Lastly, We find that the award of attorney's fees is proper. It can not be disputed that the proceedings in the extrajudicial foreclosure and the deficiency suit are altogether different. The first is extrajudicial and summary in nature while the second is a court action. Hence, the efforts exerted by the lawyer in these two separate courses of action should be recognized. Besides, the basis of the extrajudicial foreclosure proceeding was the Deed of Real Estate Mortgage, particularly condition No. 7 thereof, where the parties stipulated for a ten percent (10%) attorney's fees to be collected in the event that the mortgage is foreclosed or a legal action is taken to foreclose the mortgage (Appellee's Brief, Rollo, p. 9, italics supplied). However, the proceeds in that sale were insufficient to pay the debt contained in the appellant's promissory note.
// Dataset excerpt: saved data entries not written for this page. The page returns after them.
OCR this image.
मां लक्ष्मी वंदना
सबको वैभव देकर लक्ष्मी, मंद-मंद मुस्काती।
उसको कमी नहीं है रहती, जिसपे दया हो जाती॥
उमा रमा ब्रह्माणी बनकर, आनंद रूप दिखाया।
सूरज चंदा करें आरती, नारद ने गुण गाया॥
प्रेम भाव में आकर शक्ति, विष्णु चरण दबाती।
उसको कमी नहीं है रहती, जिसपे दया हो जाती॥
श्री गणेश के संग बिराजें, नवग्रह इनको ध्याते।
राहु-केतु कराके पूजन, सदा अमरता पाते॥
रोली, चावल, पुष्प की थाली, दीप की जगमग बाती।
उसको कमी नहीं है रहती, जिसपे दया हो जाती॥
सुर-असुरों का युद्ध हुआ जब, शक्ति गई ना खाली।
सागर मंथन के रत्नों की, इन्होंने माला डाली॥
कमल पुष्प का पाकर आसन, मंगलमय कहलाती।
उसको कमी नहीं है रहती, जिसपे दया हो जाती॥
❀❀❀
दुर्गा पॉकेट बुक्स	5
The appellee was, therefore, constrained to file a deficiency suit, an eventuality not covered by the Deed of Real Estate Mortgage. Necessarily, the basis of this case is the promissory note executed by the appellants. We find that the note itself shows that appellants obligated themselves to pay the sum of ten percent as attorney's fees whether incurred or not, exclusive of cost and other expenses of collection (Records, p. 7). Clearly, the trial court's award of attorney's fees was not without basis. The amount of P2,500.00 awarded as attorney's fees being less than ten percent (10%) of the deficiency sued for is just and proper in the premises.
ACCORDINGLY, the decision appealed from is hereby AFFIRMED. Costs against the appellants.
SO ORDERED.
Narvasa (Chairman), Cruz, Gancayco and Griño-Aquino, JJ., concur.